Confiesa tener una gran predilección por Carmen Ollé y su Noches de Adrenalina y que ahora, cuando está en los treintas, la sigue conmoviendo de muchas formas. Luego se declara entusiasta de Montserrat Álvarez y su libro Zona Dark “que me quitó la dulzura de la poesía y me confirmó lo que Ollé me decía a veces”, explica. Pero ella nunca ha conversado con estas autoras. Apenas ha visto por zoom a Carmen, así que todo lo demás se lo imagina ella misma. “¿Quién de nosotros no se ha imaginado hablar con su escritor favorito?”, se interroga, “considerando que he variado bastante, porque eso es lo de hoy. Si no, te quedas estancado, porque el lector siempre cambia, constantemente”.

La poesía de Fiorella, niña y luego adolescente de barrio popular, comúnmente violento, es muy crítica con su entorno social, con Lima misma. Todo sobre lo que escribe lo ha vivido. “Esa etapa fue muy difícil porque sufrí de acoso sexual, como todas las niñas y adolescentes de esos barrios —nos confiesa—. Viví, en un momento, en un sector que no era pacífico, donde había pandillaje y constantes imágenes violentas. Yo estaba inconforme, pero todo me lo guardaba para luego escribirlo en diarios íntimos, pero no diarios narrativos, sino en poesía. Es que había leído a Rubén Darío y me afloró”. Y sonríe. A pesar de lo duro de aquella vida, ella parece haberlo superado, la poesía la ha ayudado, el Rubén Darío que su papá le obsequió.

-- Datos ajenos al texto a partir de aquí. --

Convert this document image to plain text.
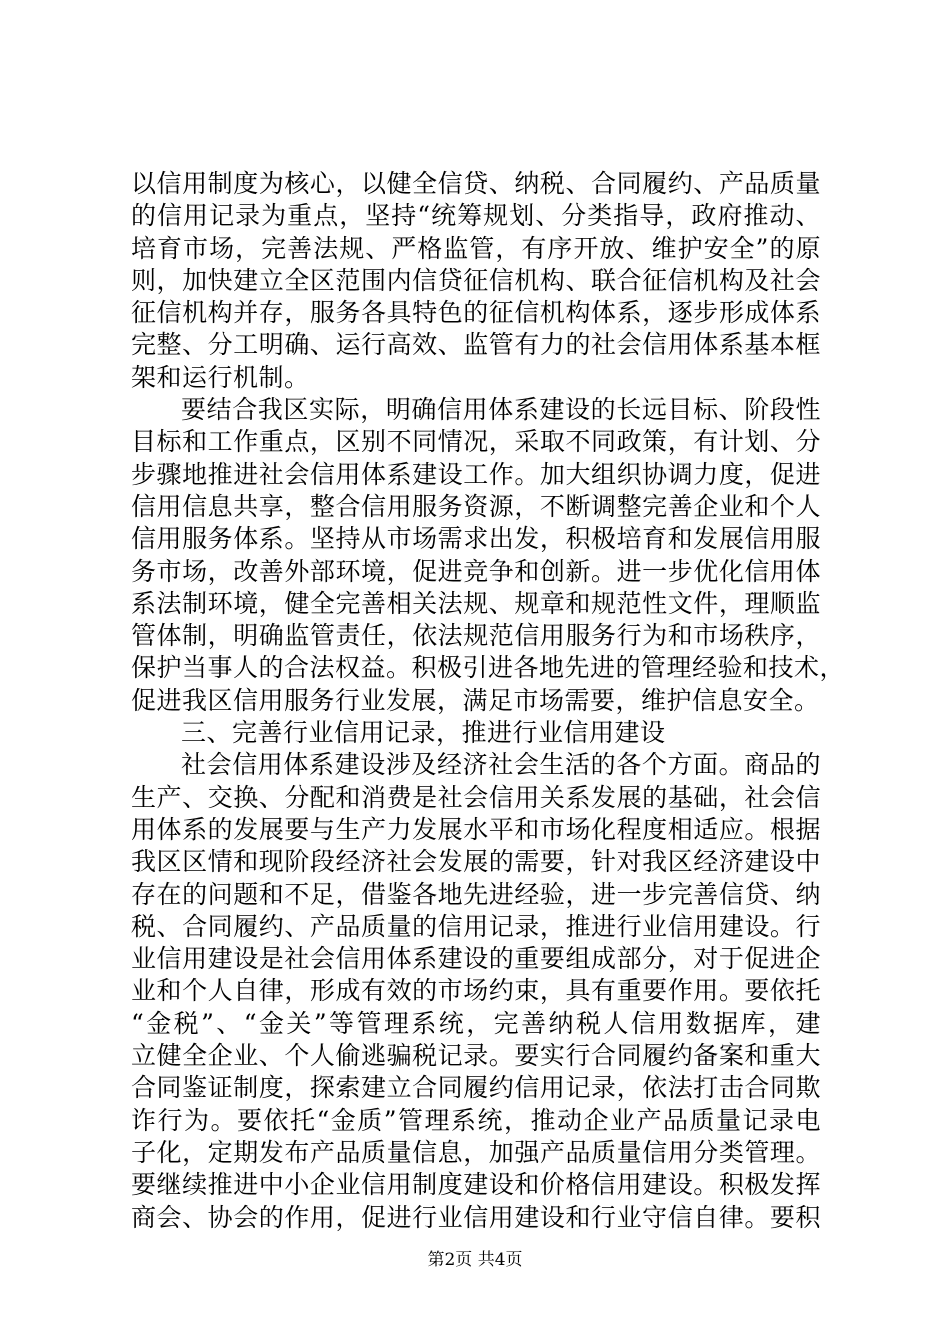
以信用制度为核心，以健全信贷、纳税、合同履约、产品质量
的信用记录为重点，坚持“统筹规划、分类指导，政府推动、
培育市场，完善法规、严格监管，有序开放、维护安全”的原
则，加快建立全区范围内信贷征信机构、联合征信机构及社会
征信机构并存，服务各具特色的征信机构体系，逐步形成体系
完整、分工明确、运行高效、监管有力的社会信用体系基本框
架和运行机制。
要结合我区实际，明确信用体系建设的长远目标、阶段性
目标和工作重点，区别不同情况，采取不同政策，有计划、分
步骤地推进社会信用体系建设工作。加大组织协调力度，促进
信用信息共享，整合信用服务资源，不断调整完善企业和个人
信用服务体系。坚持从市场需求出发，积极培育和发展信用服
务市场，改善外部环境，促进竞争和创新。进一步优化信用体
系法制环境，健全完善相关法规、规章和规范性文件，理顺监
管体制，明确监管责任，依法规范信用服务行为和市场秩序，
保护当事人的合法权益。积极引进各地先进的管理经验和技术，
促进我区信用服务行业发展，满足市场需要，维护信息安全。
三、完善行业信用记录，推进行业信用建设
社会信用体系建设涉及经济社会生活的各个方面。商品的
生产、交换、分配和消费是社会信用关系发展的基础，社会信
用体系的发展要与生产力发展水平和市场化程度相适应。根据
我区区情和现阶段经济社会发展的需要，针对我区经济建设中
存在的问题和不足，借鉴各地先进经验，进一步完善信贷、纳
税、合同履约、产品质量的信用记录，推进行业信用建设。行
业信用建设是社会信用体系建设的重要组成部分，对于促进企
业和个人自律，形成有效的市场约束，具有重要作用。要依托
“金税”、“金关”等管理系统，完善纳税人信用数据库，建
立健全企业、个人偷逃骗税记录。要实行合同履约备案和重大
合同鉴证制度，探索建立合同履约信用记录，依法打击合同欺
诈行为。要依托“金质”管理系统，推动企业产品质量记录电
子化，定期发布产品质量信息，加强产品质量信用分类管理。
要继续推进中小企业信用制度建设和价格信用建设。积极发挥
商会、协会的作用，促进行业信用建设和行业守信自律。要积
第2页 共4页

Terminamos de conversar y nos vamos caminando por las calles arboladas de Miraflores. La ciudad ya parpadea antes de vestir completamente sus tules de noche. Fiorella me sigue hablando, que está un poco más tranquila ahora, que le gusta mirar el mar, que disfruta viajar por el Perú promoviendo su libro y que espera seguir haciéndolo en el extranjero. “Todos me quieren”, dice de sus nuevos vecinos; le creo. Se nota que a ella la poesía le palpita en la piel, es su forma de respirar. Nos despedimos. Gusto de conocerte, Fiorella. Toda una inusual aventura ser tu amigo. Le doy like inmediatamente. Like. Apago mi laptop.